The audience shouted enthusiastically.
“What have you to say, Claude Thompson?” Terry asked.
Claude, the spokesman of the Thompsons, stepped up to the microphone. He was a thin, clean-shaved man, conservatively dressed.
“I figure,” Claude Thompson said hoarsely, “I figure we’re no worse than anybody. I mean, like soldiers in a war: They kill. And look at the graft in government, and the unions. Everybody’s got their graft.”
That was Thompson’s tenuous code. But how quickly, with what precision, Mike Terry destroyed the killer’s rationalizations! Terry’s questions pierced straight to the filthy soul of the man.
At the end of the interview, Claude Thompson was perspiring, mopping his face with a silk handkerchief and casting quick glances at his men.
Mike Terry put a hand on Raeder’s shoulder. “Here is the man who has agreed to become your victim-if you can catch him.”
“We’ll catch him,” Thompson said, his confidence returning.

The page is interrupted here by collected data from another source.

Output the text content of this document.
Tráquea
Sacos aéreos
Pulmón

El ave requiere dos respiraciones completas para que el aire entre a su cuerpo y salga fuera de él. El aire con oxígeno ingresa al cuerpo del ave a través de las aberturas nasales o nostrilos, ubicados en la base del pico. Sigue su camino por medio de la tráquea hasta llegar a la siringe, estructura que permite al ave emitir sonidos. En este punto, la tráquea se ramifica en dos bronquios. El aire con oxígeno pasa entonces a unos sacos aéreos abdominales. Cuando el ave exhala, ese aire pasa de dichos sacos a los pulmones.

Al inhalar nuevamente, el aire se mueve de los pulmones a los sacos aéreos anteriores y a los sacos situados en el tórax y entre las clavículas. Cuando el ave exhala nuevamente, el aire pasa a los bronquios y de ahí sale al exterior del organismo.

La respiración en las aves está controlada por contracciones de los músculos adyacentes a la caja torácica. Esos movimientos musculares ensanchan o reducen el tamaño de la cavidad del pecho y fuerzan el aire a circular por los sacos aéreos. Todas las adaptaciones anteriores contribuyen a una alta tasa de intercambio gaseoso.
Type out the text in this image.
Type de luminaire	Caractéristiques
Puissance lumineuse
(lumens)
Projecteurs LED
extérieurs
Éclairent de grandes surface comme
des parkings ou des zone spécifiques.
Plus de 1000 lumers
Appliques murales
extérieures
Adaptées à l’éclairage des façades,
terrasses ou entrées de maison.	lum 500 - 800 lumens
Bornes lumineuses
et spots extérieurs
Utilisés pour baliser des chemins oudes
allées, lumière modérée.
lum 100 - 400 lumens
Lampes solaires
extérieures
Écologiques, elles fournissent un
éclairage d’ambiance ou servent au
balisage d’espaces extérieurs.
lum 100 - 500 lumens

“Don’t be too sure,” said Terry. “Jim Raeder has fought wild bulls-now he battles jackals. He’s an average man. He’s the people-who mean ultimate doom to you and your kind.”
“We’ll get him,” Thompson said.
“And one thing more,” Terry said, very softly. “Jim Raeder does not stand alone. The folks of America are for him. Good Samaritans from all corners of our great nation stand ready to assist him. Unarmed, defenseless, Jim Raeder can count on the aid and goodheartedness of the people, whose representative he is. So don’t be too sure, Claude Thompson! The average men are for Jim Raeder-and there are a lot of average men!”
RAEDER thought about it, lying motionless in the underbrush. Yes, the people had helped him. But they had helped the killers, too.